While The MH-53E Pave Low is the Air Force's main deep-penetration helicopter, the MH-60G is their main special ops utility helicopter; augmenting the Pave Low with a cheaper but more robust airframe. The Pave Hawk lacks the Pave Low's range and vast array of integrated avionics but still boasts an impressive array of electronics. Navigation is aided by a FLIR system, color weather radar, and GPS. The Pave Hawk is also outfitted with SATCOM to maintain communications wherever they deploy.

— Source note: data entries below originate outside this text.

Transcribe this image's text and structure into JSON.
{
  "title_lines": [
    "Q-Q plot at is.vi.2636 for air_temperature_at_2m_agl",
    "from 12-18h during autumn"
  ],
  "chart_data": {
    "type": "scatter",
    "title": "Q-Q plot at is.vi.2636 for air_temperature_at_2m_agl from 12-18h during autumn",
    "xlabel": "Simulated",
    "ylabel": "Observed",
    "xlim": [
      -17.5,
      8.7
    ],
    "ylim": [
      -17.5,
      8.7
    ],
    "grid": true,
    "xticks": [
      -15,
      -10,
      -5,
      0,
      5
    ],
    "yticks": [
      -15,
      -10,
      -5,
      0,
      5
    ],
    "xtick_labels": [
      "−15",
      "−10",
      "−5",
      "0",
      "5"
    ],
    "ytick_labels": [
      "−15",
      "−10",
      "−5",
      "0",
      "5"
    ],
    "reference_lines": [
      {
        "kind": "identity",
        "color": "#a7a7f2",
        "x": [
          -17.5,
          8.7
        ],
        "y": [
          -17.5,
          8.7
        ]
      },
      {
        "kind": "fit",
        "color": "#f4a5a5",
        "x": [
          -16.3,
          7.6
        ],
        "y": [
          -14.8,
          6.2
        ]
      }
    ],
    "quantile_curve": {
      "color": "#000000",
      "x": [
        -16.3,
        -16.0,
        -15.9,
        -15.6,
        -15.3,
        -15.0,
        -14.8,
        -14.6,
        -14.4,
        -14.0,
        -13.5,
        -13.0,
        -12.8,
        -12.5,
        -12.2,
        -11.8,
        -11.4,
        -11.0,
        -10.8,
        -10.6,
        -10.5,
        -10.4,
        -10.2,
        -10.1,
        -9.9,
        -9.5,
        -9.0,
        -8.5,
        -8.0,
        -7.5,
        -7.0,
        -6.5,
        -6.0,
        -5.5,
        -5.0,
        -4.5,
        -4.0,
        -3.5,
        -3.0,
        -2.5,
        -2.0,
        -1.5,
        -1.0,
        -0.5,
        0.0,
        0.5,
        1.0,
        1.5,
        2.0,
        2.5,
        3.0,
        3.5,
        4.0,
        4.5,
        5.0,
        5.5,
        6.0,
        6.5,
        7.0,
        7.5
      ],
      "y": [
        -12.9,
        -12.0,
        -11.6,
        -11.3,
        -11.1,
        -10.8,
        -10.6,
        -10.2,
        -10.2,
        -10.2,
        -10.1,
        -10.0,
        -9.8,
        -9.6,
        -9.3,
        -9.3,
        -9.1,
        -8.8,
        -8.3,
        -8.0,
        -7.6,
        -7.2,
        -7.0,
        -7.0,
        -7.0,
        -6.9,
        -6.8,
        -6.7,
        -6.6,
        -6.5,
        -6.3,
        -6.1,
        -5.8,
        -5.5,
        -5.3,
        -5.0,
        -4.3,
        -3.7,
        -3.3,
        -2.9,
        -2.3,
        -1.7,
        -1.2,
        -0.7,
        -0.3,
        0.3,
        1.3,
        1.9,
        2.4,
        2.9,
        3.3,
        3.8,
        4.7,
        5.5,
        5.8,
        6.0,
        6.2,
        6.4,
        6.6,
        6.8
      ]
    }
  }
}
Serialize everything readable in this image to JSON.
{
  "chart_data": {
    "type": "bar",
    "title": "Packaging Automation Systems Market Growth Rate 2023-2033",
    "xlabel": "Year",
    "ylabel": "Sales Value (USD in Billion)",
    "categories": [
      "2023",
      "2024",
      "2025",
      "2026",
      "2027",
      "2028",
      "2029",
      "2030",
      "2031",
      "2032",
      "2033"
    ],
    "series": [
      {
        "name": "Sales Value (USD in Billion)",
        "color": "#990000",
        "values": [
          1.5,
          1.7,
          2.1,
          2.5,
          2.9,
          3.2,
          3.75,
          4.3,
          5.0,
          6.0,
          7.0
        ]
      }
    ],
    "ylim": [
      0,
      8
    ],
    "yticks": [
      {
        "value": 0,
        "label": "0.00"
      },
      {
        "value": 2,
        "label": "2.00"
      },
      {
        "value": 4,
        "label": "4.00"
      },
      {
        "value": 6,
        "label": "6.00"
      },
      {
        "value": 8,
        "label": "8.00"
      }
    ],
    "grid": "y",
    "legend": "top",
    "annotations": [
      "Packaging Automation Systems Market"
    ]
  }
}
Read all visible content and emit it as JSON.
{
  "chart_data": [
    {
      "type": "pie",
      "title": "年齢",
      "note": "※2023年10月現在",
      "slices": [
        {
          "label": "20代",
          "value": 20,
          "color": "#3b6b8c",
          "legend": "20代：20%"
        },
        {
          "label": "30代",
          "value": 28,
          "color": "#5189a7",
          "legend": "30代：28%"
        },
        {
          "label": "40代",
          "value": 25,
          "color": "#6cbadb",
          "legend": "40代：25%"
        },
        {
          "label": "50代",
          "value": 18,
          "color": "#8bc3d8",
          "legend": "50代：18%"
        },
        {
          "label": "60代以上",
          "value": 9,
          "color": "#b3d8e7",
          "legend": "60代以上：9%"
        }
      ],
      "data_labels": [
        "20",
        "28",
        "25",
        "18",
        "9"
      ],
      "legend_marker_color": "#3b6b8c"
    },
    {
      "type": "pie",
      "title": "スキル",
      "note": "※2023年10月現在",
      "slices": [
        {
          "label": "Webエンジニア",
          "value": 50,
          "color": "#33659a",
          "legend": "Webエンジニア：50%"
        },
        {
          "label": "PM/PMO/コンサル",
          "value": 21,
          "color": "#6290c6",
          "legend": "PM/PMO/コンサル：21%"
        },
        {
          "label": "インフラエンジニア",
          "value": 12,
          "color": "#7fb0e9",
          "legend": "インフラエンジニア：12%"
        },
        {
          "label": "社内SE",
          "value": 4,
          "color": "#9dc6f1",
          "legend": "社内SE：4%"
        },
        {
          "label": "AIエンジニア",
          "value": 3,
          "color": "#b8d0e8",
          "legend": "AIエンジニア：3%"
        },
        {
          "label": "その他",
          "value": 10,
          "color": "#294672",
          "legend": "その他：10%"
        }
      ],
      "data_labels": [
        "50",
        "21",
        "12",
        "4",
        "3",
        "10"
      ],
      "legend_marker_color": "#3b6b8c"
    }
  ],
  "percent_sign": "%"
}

The Pave Hawk has the capacity to carry up to eleven passengers or four wounded on litters. When the situation calls for it, it can sling up to 8,000 lbs (3,600kg) from an external cargo hook mounted on its belly. The MH-60G has an unrefueld combat range of 640 miles (1046km) and a top speed of 167mph (268kph). The Pave Low has option of adding extra fuel in the cabin or on add-on stub-wings depending on the mission. Using the refueling probe mounted on the right side of the aircraft, the Pave Hawk can fly as long as the crew can endure. In the case that a mission is beyond the range or logistics ability of the Pave Hawk to fly to, the rotor blades and tail rotor can be quickly removed and the aircraft loaded on to USAF C-5 Galaxy cargo aircraft for rapid deployment.
The MH-60G has added armor to enable it to take more punishment than normal aircraft, and in addition to the defensive armor it can be armed with 7.62mm miniguns or .50 cal machine guns. It has two engines and can fly (but not hover) on only one if necessary. All of the fuel cells are bullet resistant and self-sealing. There is an improved MH-60G with terrain-following radar and added sensors undergoing testing. Other improvements include a new .50 Cal Gun Mount and added position lights.
The fate of the MH-60 fleet is unclear at this time. Currently the USAF splits its fleet between the Special Operations Wings and SAR units. It should be noted that the MH-60G Pavehawks of the Special Ops Wings and the HH-60's of the SAR units are essentially the same aircraft, the only difference being the terrain-following radar on the G. With the improved model this distinction will disappear, but by the time these aircraft reach service all HH/MH-60s may be in the dedicated SAR arena. Current plans are to have all Pavehawk aircraft under Air Combat Command control by October of 1999.